Erste Nachweise
seit 1810. Johann Anton Kressig trat, aus der Schweiz kommend, als Seiltänzer
und Puppenspieler auf.
Die meisten Ausstellungsexponate entstammen dem von Max Kressig im Jahre
1900 gegründeten Marionettentheater, welches er mit seiner Frau Elisabeth
Kressig, geb. Sterl nach der Hochzeit 1908 wesentlich erweiterte und vervollkommnete.
In den Jahren 1924/ 25 wurde ein Theaterzelt gebaut, um die Unabhängigkeit
von Gasthofsälen neue Publikumsschichten erreichen zu können.
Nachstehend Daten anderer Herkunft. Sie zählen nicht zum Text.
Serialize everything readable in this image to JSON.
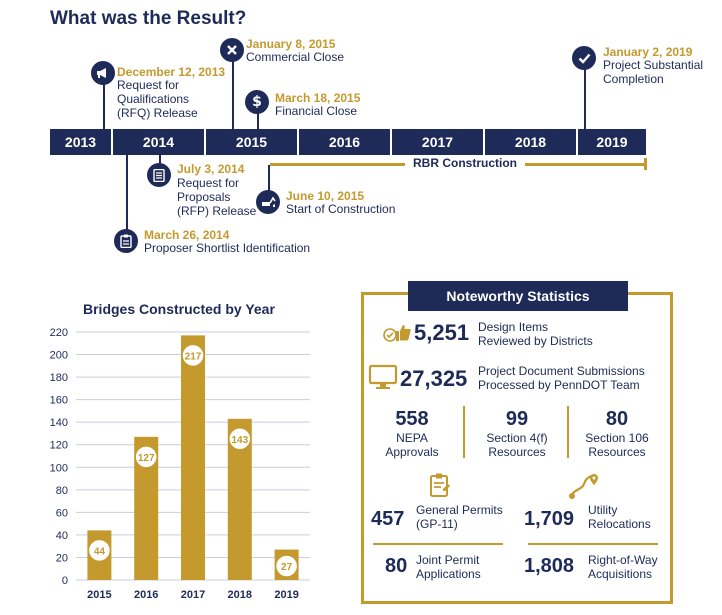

In den Jahren des ersten Weltkrieges konnte der Spielbetrieb aufrecht
erhalten werden. Später verzeichnet das Einnahmebuch die Notiz vom
22. April 1945 "Mehlteuer - Saal besetzt vom Militär. dann kam
Kapitulation, schwere Zeit." Noch schlimmer die Notiz vom 15. August
1951 " Nicht mehr spielen 15/8 Lizenz entzogen." Mit List und
Enthusiasmus Wiedereröffnung des Theaters im Jahre 1953 durch Enkelin
Roswitha Dombrowsky, geb. Sterl und Kurt Dombrowsky. |
Beide führen
das Theater durch die komplizierte Zeit der sozialistischen Kulturpolitik,
die diese Theaterform zunächst ablehnte. Doch das harte Ringen hat
sich gelohnt, die Akzeptanz wird erkämpft und spiegelt sich in Einladungen
zu Theaterfestivals in Magdeburg, Berlin, Bielsko- Biala (Polen), München,
Meinerzhagen, Braunschweig und Vaasa (Finnland) wider. 1993 wird das 40-jährige
Bestehen mit einem Gastspiel und Ausstellung im Kurort Jonsdorf begangen.
Zuvor waren schon die drei Kinder in die Fußstapfen der Eltern getreten.
Seit 1982 reisen Uwe und Evelyn Dombrowsky mit dem original erhalten gebliebenen
Marionettentheater von Curt Kressig, einem Cousin von Max Kressig, vorwiegend
in Sachsen, Thüringen und Teilen Brandenburgs. Seit 1985 wird Fischers
Marionettentheater von Bettina geb. Dombrowsky und Johannes Fischer betrieben.
1991 gesellte sich das Marionettentheater der Familie Wilhelm von Kerstin
geb. Dombrowsky und Axel Wilhelm dazu.